Let's look at this idea a little deeper by examining a few issues.

According to a survey by the polling firm known as the polling company/WomanTrend, more than two-thirds of the electorate would prefer to see judges nominated to the federal bench who exhibit a conservative philosophy than a liberal one.

"Two-in-three actual voters in 2008 would prefer that the president nominate judges and justices who believe that their roles as judges 'is solely to evaluate whether a law or lower court ruling is in line with the constitution' rather than those who believe that 'their roles as judges is not simply to review the law as it is written and not take into account their own viewpoints and experiences,'" the firm found.

They also discovered that 87 percent of American adults believe it is appropriate for government to make sure U.S. healthcare providers are not forced to participate in "procedures and practices to which they have moral objections." To review the bidding, that is the Bush administration position, one that Obama pulled back in his first days in office to curry favor with pro-abortion rights groups.

In April the Pew Research Center found that 57 percent of American adults believe that "when something is run by government, it is usually inefficient and wasteful," and that 55 percent of Americans believe that "the federal government controls too much of our daily lives."

According to a June 2009 ABC News/Washington Post poll, 54 percent of American adults would prefer a smaller government with fewer services (the conservative position) than the 41 percent who preferred one that is larger with more services (the liberal position). To go further, surveys show substantial support for such "conservative ideas" as English as the official language of government, ending government preferences based on race, and reasonable limits on abortion.

This includes the 93 percent who, in one recent poll, rejected the idea that abortions should be permitted "at any time during a woman's pregnancy and for any reason." In fact Gallup now shows that, for the first time, 51 percent of Americans -- do I need to say this constitutes a majority? -- said they were "pro-life" rather than "pro-choice."

These are all dominant issues in America's political life, issues that command national attention with some intensity. Admittedly, polls are snapshots of opinions in time. It's certainly possible to find equally reputable pollsters who can produce data that shows something else, but what about when people vote, "the only poll that counts," as someone once said.

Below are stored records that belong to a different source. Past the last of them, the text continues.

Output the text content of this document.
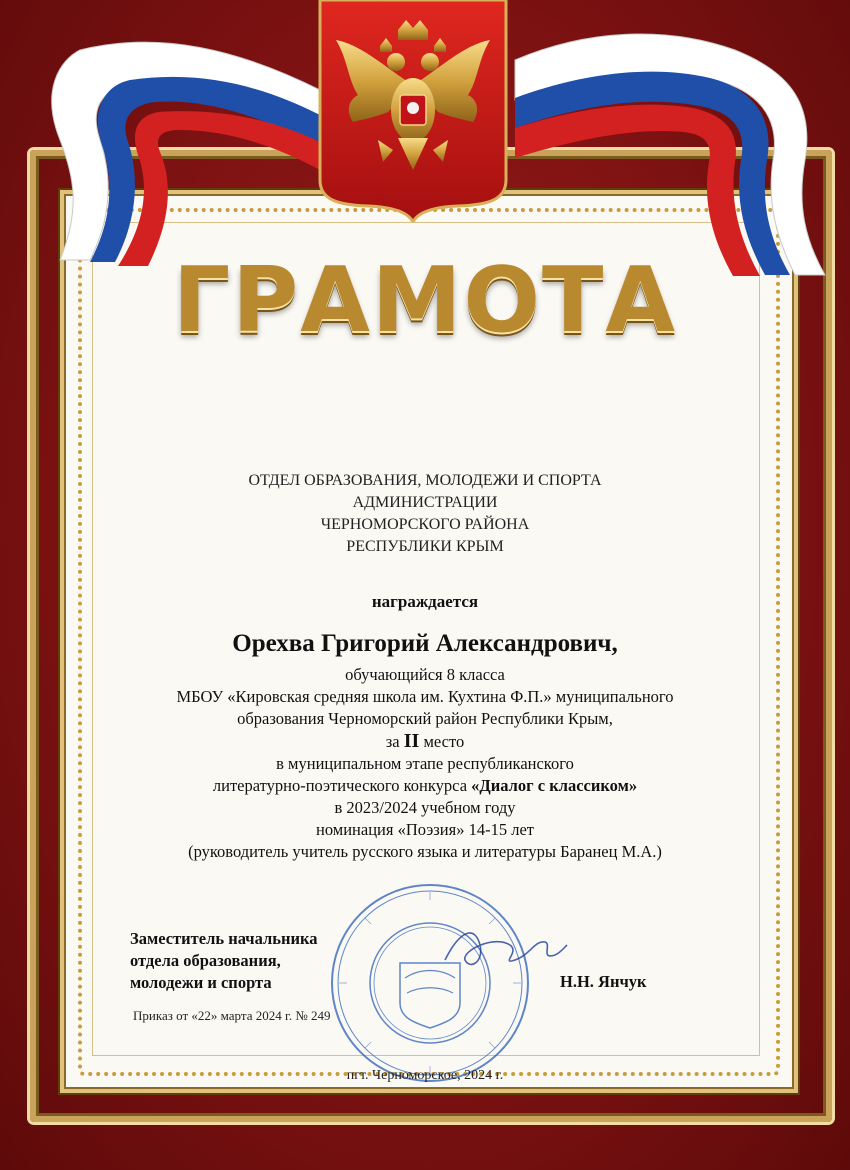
ГРАМОТА
ОТДЕЛ ОБРАЗОВАНИЯ, МОЛОДЕЖИ И СПОРТА
АДМИНИСТРАЦИИ
ЧЕРНОМОРСКОГО РАЙОНА
РЕСПУБЛИКИ КРЫМ
награждается
Орехва Григорий Александрович,
обучающийся 8 класса
МБОУ «Кировская средняя школа им. Кухтина Ф.П.» муниципального
образования Черноморский район Республики Крым,
за II место
в муниципальном этапе республиканского
литературно-поэтического конкурса «Диалог с классиком»
в 2023/2024 учебном году
номинация «Поэзия» 14-15 лет
(руководитель учитель русского языка и литературы Баранец М.А.)
Заместитель начальника
отдела образования,
молодежи и спорта	Н.Н. Янчук
Приказ от «22» марта 2024 г. № 249
пгт. Черноморское, 2024 г.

Looking at it this way, where issues are on the ballot rather than candidates -- when actual positions on policy are not obscured by political personalities and partisan preference -- there is still plenty of evidence the center-right position usually prevails.

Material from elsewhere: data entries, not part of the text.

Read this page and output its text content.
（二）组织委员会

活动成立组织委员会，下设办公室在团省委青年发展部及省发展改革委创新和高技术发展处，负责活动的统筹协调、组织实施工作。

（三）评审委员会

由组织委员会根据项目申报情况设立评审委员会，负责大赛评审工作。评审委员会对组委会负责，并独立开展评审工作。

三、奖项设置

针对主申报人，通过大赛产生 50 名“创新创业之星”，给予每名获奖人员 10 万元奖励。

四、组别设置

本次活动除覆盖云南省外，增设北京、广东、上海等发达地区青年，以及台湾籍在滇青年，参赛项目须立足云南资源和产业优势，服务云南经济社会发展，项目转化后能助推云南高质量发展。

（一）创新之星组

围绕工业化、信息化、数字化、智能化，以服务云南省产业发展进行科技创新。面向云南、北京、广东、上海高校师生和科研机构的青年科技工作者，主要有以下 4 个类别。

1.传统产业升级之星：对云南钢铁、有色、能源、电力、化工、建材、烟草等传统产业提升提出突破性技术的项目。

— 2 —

When government spending and revenues are out of balance the liberal position is almost always to increase revenues by raising taxes. In California, which Barack Obama carried in 2008 with 61 percent of the vote, a recent statewide ballot measure to raise taxes to balance the budget was defeated with 64 percent of the vote.

More than that, it failed to win a majority of the vote in a single county in what is the nation's most populous state. This is the same state where voters have twice approved ballot measures to prevent recognition of an expanded definition of marriage as something more than being between a man and a woman.

America is neither a liberal nor a conservative country, but conservatives believe it skews to the right. From a political standpoint, conservatism as a political force is much where it was after 1964, 1976 and 1992, when the Johnson, Carter and Clinton presidential victories had most pundits believing the country had lurched off its traditional ideological axis. But those elections were followed by the conservative victories of 1966, 1978, 1980, 1994 and 2000 as the country's traditional alignment reasserted itself.

I hope that helps. 


By Glenallen Walken

Glenallen Walken is the pseudonym of a longtime conservative political operative who was an official in the George W. Bush administration.